A frequent reader sent me an e-mail about collecting guns. I answered his e-mail and realized it was turning into a post. So after a little rewriting….
The best advice I can give a potential collector is to collect what you like. If you like military bolt action rifles, then that's an excellent place to start. On the other hand, you might like handguns, shotguns, etc. I like "mouseguns," handguns, and military firearms. Don’t forget though that a collector must specialize; even “mouseguns” is a huge field.
I tend to shoot what I collect (with a couple of exceptions) so anything I buy must be mechanically sound and not “demilled” (made inactive). I don’t want a Thompson sub machine gun with a dummy receiver no matter how many original parts they hang on it.
I select guns based on condition and originality. That is, I don't collect sporterized military rifles, but someone else might find it a fascinating field. I make sure that any gun I buy has all the parts the factory intended and no extras. Similarly, serially numbered parts must match.

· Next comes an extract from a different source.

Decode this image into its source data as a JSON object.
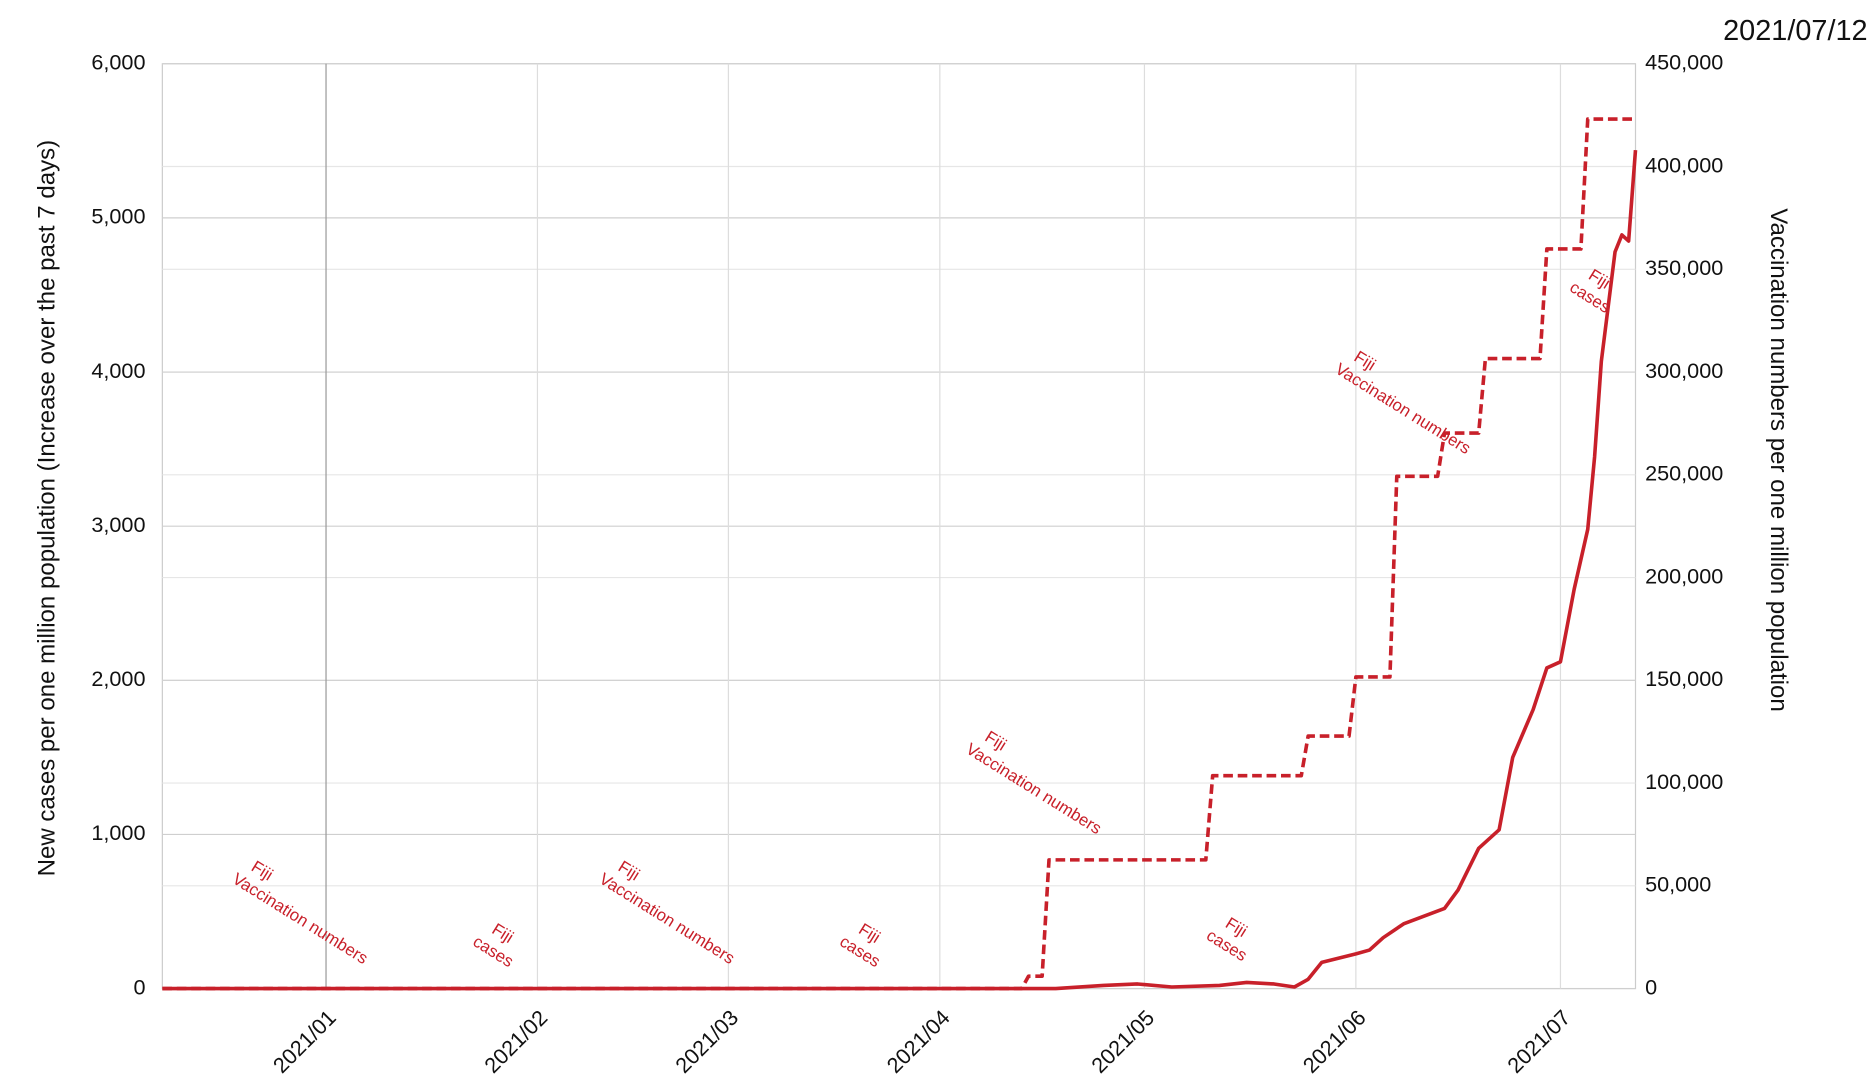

In fact, the more you know about a particular gun, the easier it will be to spot problems that reduce its value or historical interest. A good set of reference books is a must. By the way, I loathe electro-penned imports marks. I own a few with these marks, but I’m not pleased.
I hope to find cartouches (inspection stamps in the wood that the Federal inspectors used before and during World War II and slightly beyond), but an arsenal rebuild might not have them. I'd rather not buy rebuilt firearms, but complete originals are not always in my price range.
Condition is important. I've picked up a few diamonds in the rough before and "rescued" them, but it takes a lot of work and it's better to buy guns in good condition in the first place. I look for a gun with a nice, bright bore with strong rifling. I want the gun to be free of rust and pitting from previous rust removal. The stocks/grips should look decent although a little wear is not a problem. The action should work and feel like it is working. That is, the bolt shouldn’t feel like you’re pulling it out of concrete, the trigger should activate the sear, etc.
As far as preservation, a lot of military guns will come coated in cosmoline and it takes a lot of work to get it all off. Once you have the cosmoline off, there’s still dirt and grime to worry about. Be careful of using solvents like turpentine or alcohol. You could wreak a sporting arm's finish quickly and not really help a military gun’s finish (usually linseed oil rubbed into the wood). Because I want to keep the gun as original as possible, I don’t refinish my guns (I made an exception for my M1 Garand that didn’t have an original finish).
Inspect for active rust. If you find any, you'll need to remove it with dental picks or similar tools, but go slow and don’t scratch the non-affected area. Once cleaned, I usually apply a thin film of CLP BreakFree to the metal and I've been known to rub a silicone cloth over the wood and metal as a rust preventive.
Guns should be stored in a reasonably dry environment. If you use a gun safe, the sealed interior becomes a micro-environment and it can get humid in there. You'll probably need a dehumidifier or drying agent in the safe.
There may be a time when you want to sell a gun from your collection. Be careful because it's easier to break the law when you sell than when you buy. For instance, you can’t sell a handgun to someone who doesn’t live in your state (there are exceptions for Curios and Relics if you and/or the buyer are licensed depending on the circumstances).
Guns tend to hold their value over time and if you keep them long enough, you can make a profit. But, you can't sell them in such a way that means you're "in the business" of selling guns (i.e., selling a lot at once). Selling them on consignment through a gun store is a good idea although it'll reduce the amount you'll make from the sell. Still, it beats having the ATF knock down your door at 4:00 am. I don’t like giving that advice, but it’s a reality in today’s world.